Apparently I did send that autocorrected text by accident. Yow.
And as I’m typing back my reply about “sorry” and “autocorrect” and “nvm, start over: you look amazing,” the coach opens the door and says, “Get to your next class, Anthony’s little brother.”
Bad British Accents
“Start over,” Libby says, “and talk slower. You’re making me seasick.”
I’m pacing in her basement.
Libby’s mom has left us celery with low-fat peanut butter and we thanked her and then immediately ordered pizza on Libby’s Domino’
s app, because she has the kind of mom who lets you store her credit card number on your phone.
“It’s just, now I’m nervous, because Great Expectations is basically a cast of thousands.” I’ve got my phone out and I’m looking at the character list on the internet and reading it to Libby. “How am I going to find this many talented students in one high school in Pennsylvania?”
Libby holds up her hand. “Couple things. First: don’t be ignorant.”
“I’m not!”
“You’re being a smiiiidge ignorant.”
Oh, in Western PA we say “ignorant” for “arrogant.” Not kidding. If I say “arrogant,” though, it doesn’t mean ignorant. For actual-ignorant, we say “uneducated.”

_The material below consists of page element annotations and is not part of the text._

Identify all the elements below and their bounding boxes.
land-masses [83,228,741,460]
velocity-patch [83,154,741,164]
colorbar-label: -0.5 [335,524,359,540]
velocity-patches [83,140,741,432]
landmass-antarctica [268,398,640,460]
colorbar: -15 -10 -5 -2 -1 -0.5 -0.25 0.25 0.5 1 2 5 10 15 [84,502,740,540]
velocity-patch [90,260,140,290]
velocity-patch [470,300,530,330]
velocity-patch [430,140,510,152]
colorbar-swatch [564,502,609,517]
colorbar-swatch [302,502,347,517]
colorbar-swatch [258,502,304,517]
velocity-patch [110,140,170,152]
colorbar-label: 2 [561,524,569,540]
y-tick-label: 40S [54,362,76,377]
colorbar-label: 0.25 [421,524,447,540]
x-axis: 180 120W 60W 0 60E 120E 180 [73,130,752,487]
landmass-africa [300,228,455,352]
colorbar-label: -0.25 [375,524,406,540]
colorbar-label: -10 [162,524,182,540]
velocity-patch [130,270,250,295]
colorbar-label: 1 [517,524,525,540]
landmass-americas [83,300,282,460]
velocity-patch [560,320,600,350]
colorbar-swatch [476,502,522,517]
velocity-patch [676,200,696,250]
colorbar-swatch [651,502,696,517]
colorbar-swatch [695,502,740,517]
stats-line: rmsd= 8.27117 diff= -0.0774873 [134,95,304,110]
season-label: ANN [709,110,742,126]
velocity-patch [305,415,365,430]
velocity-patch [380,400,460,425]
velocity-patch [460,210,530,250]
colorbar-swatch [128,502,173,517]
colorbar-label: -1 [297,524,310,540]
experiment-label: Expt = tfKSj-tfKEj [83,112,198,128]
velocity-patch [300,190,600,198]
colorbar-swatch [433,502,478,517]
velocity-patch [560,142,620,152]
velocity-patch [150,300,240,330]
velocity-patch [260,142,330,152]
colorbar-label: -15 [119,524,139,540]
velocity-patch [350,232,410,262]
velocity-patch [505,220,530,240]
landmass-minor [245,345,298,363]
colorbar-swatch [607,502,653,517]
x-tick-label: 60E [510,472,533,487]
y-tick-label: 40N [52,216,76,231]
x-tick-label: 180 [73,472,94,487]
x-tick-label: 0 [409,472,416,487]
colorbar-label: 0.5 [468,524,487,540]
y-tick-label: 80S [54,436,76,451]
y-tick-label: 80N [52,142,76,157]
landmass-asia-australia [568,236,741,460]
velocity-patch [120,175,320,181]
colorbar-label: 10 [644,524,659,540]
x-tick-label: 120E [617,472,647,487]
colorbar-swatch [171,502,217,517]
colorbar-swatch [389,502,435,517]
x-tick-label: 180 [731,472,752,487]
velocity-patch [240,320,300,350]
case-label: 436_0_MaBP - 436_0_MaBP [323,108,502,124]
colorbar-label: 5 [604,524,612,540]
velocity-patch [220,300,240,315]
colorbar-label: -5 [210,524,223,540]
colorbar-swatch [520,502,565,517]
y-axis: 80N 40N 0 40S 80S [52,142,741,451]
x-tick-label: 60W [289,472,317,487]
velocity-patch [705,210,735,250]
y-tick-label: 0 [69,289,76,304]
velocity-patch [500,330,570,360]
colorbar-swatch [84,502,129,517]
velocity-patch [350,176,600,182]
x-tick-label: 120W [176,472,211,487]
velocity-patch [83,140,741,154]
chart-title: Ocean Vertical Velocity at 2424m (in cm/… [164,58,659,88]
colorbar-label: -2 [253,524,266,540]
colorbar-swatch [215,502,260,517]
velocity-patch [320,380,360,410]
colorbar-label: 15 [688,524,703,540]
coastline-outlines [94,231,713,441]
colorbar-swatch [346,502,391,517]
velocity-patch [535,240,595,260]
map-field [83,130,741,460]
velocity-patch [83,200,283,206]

Another reason I should have stayed in New York.
“So, yeah,” Libby says, “let’s get the ignorance under wraps.”
I reach for a celery stick because at least if I’m being insulted it can be padded by food.
“Second,” she says, “you’ve been speaking in an incredibly vague British accent ever since coming back from New York, and I need to know literally right now if you’re aware of this.”
I choke on the celery. “I am n—” Like, I’m choking. I am deceased. Okay, maybe I’m just laughing. “You are ridiculous. I am so not speaking in anything but my regular, nasal voice.” She fiddles with her phone, holds it up—and then plays back my voice, because apparently she’s been recording me. Sneaky.
But—“Wow, yeah.” I’m speaking in the weirdest faux-Cockney accent. She’s right.
“Like, I know you’ve been to Broadway now,” Libby says, quickly sending off a selfie to a sophomore on the soccer team, “but I’m going to need you to take the attitude and the accent from a nine, where you are now, to, at most, a three.”
I swallow the celery. “Got it.”
“Back to our show.”
It’s hot down here, stuffy, and she oozes off the sofa and onto the shag rug and puts her feet up on a cushion. “I think you just build the show around the cast who shows up to audition.”